I thought about that contrast between home and work and realized that I needed the disparateness, where vocation and avocation are complementary, both different in their natures. I thought of a physician-colleague who does woodworking in his spare time while another internist is an accomplished classical guitarist who has been spotted playing outside cafes in the evenings.

With the third infusion of the oolong, we tucked into bowlfuls of granola and saw the skies clearing, to reveal slivers of sunlight.




Recipe for Granola
(inspired by
Melissa Clark's recipe and Mark Bittman's recipe, both from the NYT)
Ingredients:
5 cups rolled oats (not instant nor quick-cooking)
1 cup whole almonds
1/4 cup brown sugar
1/4 cup honey
1 tsp ground cinnamon
Seeds from 10 hulled cardamon pods (use mortar and pestle)
1/4 tsp salt
2 Tbs olive oil
1 cup of dried currants
1. Preheat oven to 350 degrees. In a bowl, combine oats, almonds, sugar, cinnamon, cardamon seeds, salt. Add honey and olive oil, and with your hands, distribute them well into the dry mixture. Place the mixture on a sheet pan, which is lined with parchment paper. Bake for 30-35 minutes, with every 10 minutes, stirring the mixture and rotating the pan 180 degrees. Mixture should brown evenly.
2. Remove the granola from the oven and add the currants. Cool on rack, stirring once in a while until the granola reaches room temperature. Transfer to sealed container and store in fridge. It will keep indefinitely.






Tuesday, August 4, 2009

Bountiful


The moth flapped its wings against the screen of the kitchen window, drawing our black cat's attention. The latter jumped onto the wooden table, which abutted the window, his attention rapt by the fluttery wings, the tap-tap-tap they made against the screen. His paws set themselves squarely on the table's edge, his head moved ever so slightly as the moth went in and out of his field of vision. At the open window, I sipped White Peony, its white tea essence smooth and barely sweet in my mouth. Soon, our gray cat joined the party. More impetuous, she flailed her brindled paw impotently at the disappearing moth. The prospective prey now gone, both cats dispersed into the living room, jumping down with a thump.

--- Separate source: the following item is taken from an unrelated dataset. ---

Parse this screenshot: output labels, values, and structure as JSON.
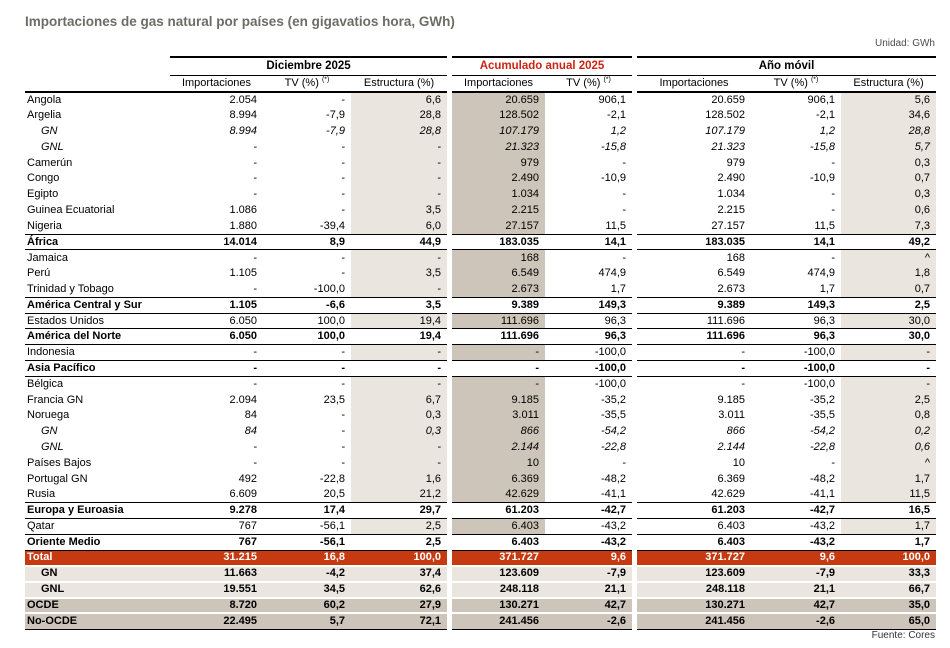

The breeze rustled, drawing itself through the window, and I felt it against my cheeks. I heard the neighborhood kids, their voices occasionally breaking the silence. A garage door clanked open, and our neighbor's yellow Volkswagen Bug emerged. I waved to her as she sped by. It was already early afternoon, and I rose to prepare dinner.



Contents from our friends' CSA box sat waiting in the fridge. For a week, we would sample the bounty from a local farm, thanks to our friends, now traveling overseas. Beets with their chard-like leaves, mixed lettuces, along with giant cucumbers and a kohlrabi, packed our small fridge to its limit. I peered into the leafy thicket and pulled out my quarry: a tangled bunch of basil, still caked with soil, in a plastic bag. Its scent tingled my nostrils, and I set out to make pesto for dinner.

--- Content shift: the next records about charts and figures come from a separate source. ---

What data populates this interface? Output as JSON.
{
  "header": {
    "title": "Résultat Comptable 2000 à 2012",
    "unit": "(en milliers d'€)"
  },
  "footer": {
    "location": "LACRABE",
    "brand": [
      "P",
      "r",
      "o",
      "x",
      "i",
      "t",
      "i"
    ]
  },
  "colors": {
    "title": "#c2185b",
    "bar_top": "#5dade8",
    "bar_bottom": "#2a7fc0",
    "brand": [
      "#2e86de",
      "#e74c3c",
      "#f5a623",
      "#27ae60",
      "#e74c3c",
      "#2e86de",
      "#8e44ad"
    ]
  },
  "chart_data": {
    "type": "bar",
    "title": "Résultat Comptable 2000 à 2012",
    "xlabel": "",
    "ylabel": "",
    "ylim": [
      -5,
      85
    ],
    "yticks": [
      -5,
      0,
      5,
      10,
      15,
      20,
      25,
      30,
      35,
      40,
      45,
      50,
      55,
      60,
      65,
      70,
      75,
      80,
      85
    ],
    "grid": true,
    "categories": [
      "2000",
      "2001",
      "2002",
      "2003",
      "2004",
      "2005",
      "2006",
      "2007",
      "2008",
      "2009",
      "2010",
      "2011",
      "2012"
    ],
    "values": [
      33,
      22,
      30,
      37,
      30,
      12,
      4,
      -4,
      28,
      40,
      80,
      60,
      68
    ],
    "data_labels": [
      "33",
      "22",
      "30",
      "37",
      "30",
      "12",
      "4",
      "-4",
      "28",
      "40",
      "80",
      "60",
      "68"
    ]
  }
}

I washed the leaves, the dirt rinsed away in a thin, dark rivulet. I culled them, stemmed, now in a dark green mass and watched the varied-sized fronds whirred about in the blender, slicked with olive oil and headily aromatic with bits of chopped garlic.

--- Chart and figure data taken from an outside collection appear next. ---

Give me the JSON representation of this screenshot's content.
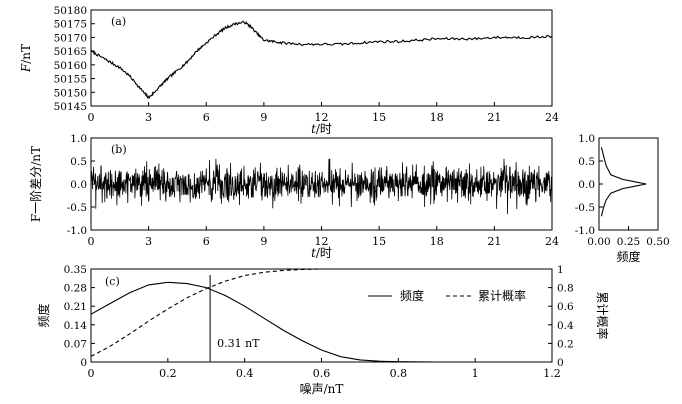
{
  "colors": {
    "line": "#000000",
    "background": "#ffffff"
  },
  "chart_data": [
    {
      "panel": "(a)",
      "type": "line",
      "ylabel_italic": "F",
      "ylabel_rest": "/nT",
      "xlabel_italic": "t",
      "xlabel_rest": "/时",
      "xlim": [
        0,
        24
      ],
      "ylim": [
        50145,
        50180
      ],
      "xticks": [
        0,
        3,
        6,
        9,
        12,
        15,
        18,
        21,
        24
      ],
      "yticks": [
        50145,
        50150,
        50155,
        50160,
        50165,
        50170,
        50175,
        50180
      ],
      "series": [
        {
          "x": [
            0,
            0.5,
            1,
            1.5,
            2,
            2.5,
            2.8,
            3,
            3.3,
            3.7,
            4,
            4.5,
            5,
            5.5,
            6,
            6.5,
            7,
            7.5,
            8,
            8.3,
            8.7,
            9,
            9.5,
            10,
            11,
            12,
            13,
            14,
            15,
            16,
            17,
            18,
            19,
            20,
            21,
            22,
            23,
            24
          ],
          "y": [
            50165,
            50163,
            50161,
            50159,
            50156,
            50152,
            50149.5,
            50148,
            50150,
            50153,
            50155,
            50158,
            50161,
            50165,
            50168,
            50171,
            50173.5,
            50175,
            50175.5,
            50174,
            50171,
            50169,
            50168.5,
            50168,
            50167.5,
            50167.5,
            50167.5,
            50168,
            50168.5,
            50168.5,
            50169,
            50169.5,
            50169.5,
            50169.5,
            50170,
            50170,
            50170,
            50170.5
          ]
        }
      ]
    },
    {
      "panel": "(b)",
      "type": "line",
      "ylabel": "F一阶差分/nT",
      "xlabel_italic": "t",
      "xlabel_rest": "/时",
      "xlim": [
        0,
        24
      ],
      "ylim": [
        -1.0,
        1.0
      ],
      "xticks": [
        0,
        3,
        6,
        9,
        12,
        15,
        18,
        21,
        24
      ],
      "yticks": [
        "-1.0",
        "-0.5",
        "0.0",
        "0.5",
        "1.0"
      ],
      "noise": {
        "mean": 0.0,
        "sd": 0.2,
        "min": -0.75,
        "max": 0.55,
        "samples": 1440
      }
    },
    {
      "panel": "side",
      "type": "line",
      "xlabel": "频度",
      "xlim": [
        0.0,
        0.5
      ],
      "ylim": [
        -1.0,
        1.0
      ],
      "xticks": [
        "0.00",
        "0.25",
        "0.50"
      ],
      "yticks": [
        "-1.0",
        "-0.5",
        "0.0",
        "0.5",
        "1.0"
      ],
      "series": [
        {
          "x": [
            0.02,
            0.04,
            0.06,
            0.1,
            0.2,
            0.3,
            0.4,
            0.3,
            0.2,
            0.1,
            0.06,
            0.04,
            0.02
          ],
          "y": [
            -0.7,
            -0.5,
            -0.35,
            -0.2,
            -0.1,
            -0.05,
            0.0,
            0.05,
            0.1,
            0.2,
            0.4,
            0.6,
            0.8
          ]
        }
      ]
    },
    {
      "panel": "(c)",
      "type": "line",
      "xlabel": "噪声/nT",
      "ylabel": "频度",
      "ylabel_right": "累计概率",
      "xlim": [
        0,
        1.2
      ],
      "ylim": [
        0,
        0.35
      ],
      "ylim_right": [
        0,
        1
      ],
      "xticks": [
        "0",
        "0.2",
        "0.4",
        "0.6",
        "0.8",
        "1",
        "1.2"
      ],
      "yticks": [
        "0",
        "0.07",
        "0.14",
        "0.21",
        "0.28",
        "0.35"
      ],
      "yticks_right": [
        "0",
        "0.2",
        "0.4",
        "0.6",
        "0.8",
        "1"
      ],
      "legend": [
        "频度",
        "累计概率"
      ],
      "annotation": {
        "label": "0.31 nT",
        "x": 0.31
      },
      "series": [
        {
          "name": "频度",
          "x": [
            0,
            0.05,
            0.1,
            0.15,
            0.2,
            0.25,
            0.3,
            0.35,
            0.4,
            0.45,
            0.5,
            0.55,
            0.6,
            0.65,
            0.7,
            0.75,
            0.8,
            0.9,
            1.0,
            1.05
          ],
          "y": [
            0.18,
            0.22,
            0.26,
            0.29,
            0.3,
            0.295,
            0.28,
            0.25,
            0.21,
            0.165,
            0.12,
            0.08,
            0.045,
            0.02,
            0.008,
            0.003,
            0.001,
            0.0,
            0.0,
            0.0
          ]
        },
        {
          "name": "累计概率",
          "x": [
            0,
            0.05,
            0.1,
            0.15,
            0.2,
            0.25,
            0.3,
            0.35,
            0.4,
            0.45,
            0.5,
            0.55,
            0.6,
            0.7,
            0.8,
            0.9,
            1.0,
            1.05
          ],
          "y": [
            0.06,
            0.17,
            0.3,
            0.44,
            0.57,
            0.69,
            0.79,
            0.87,
            0.93,
            0.965,
            0.985,
            0.995,
            1.0,
            1.0,
            1.0,
            1.0,
            1.0,
            1.0
          ]
        }
      ]
    }
  ]
}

We sat down to dinner, plates of steaming noodles topped with pesto sauce. I filled our cups with more White Peony -only mildly-caffeinating as it was now early evening. I thought of, in years past, going to the Saigon outdoors market with my mom. We passed vendors with their rickety tables, underneath canvas awnings. The tables groaned under the weight of piled-high produce and meat. Sights and smells pressed on me: flayed fish with silvery fins, a cage of squawking chickens, the rank smell of the abattoir from the dangling pigs on makeshift hooks. I held my mom's hand tightly as we walked through the din; vendors, shoppers, a leper with his outstretched stump of a limb, all in a blur.
Now, we sipped our tea and ate pasta with pesto in the fading light as clouds scudded by. The rich basil taste lingered long after we finished dinner.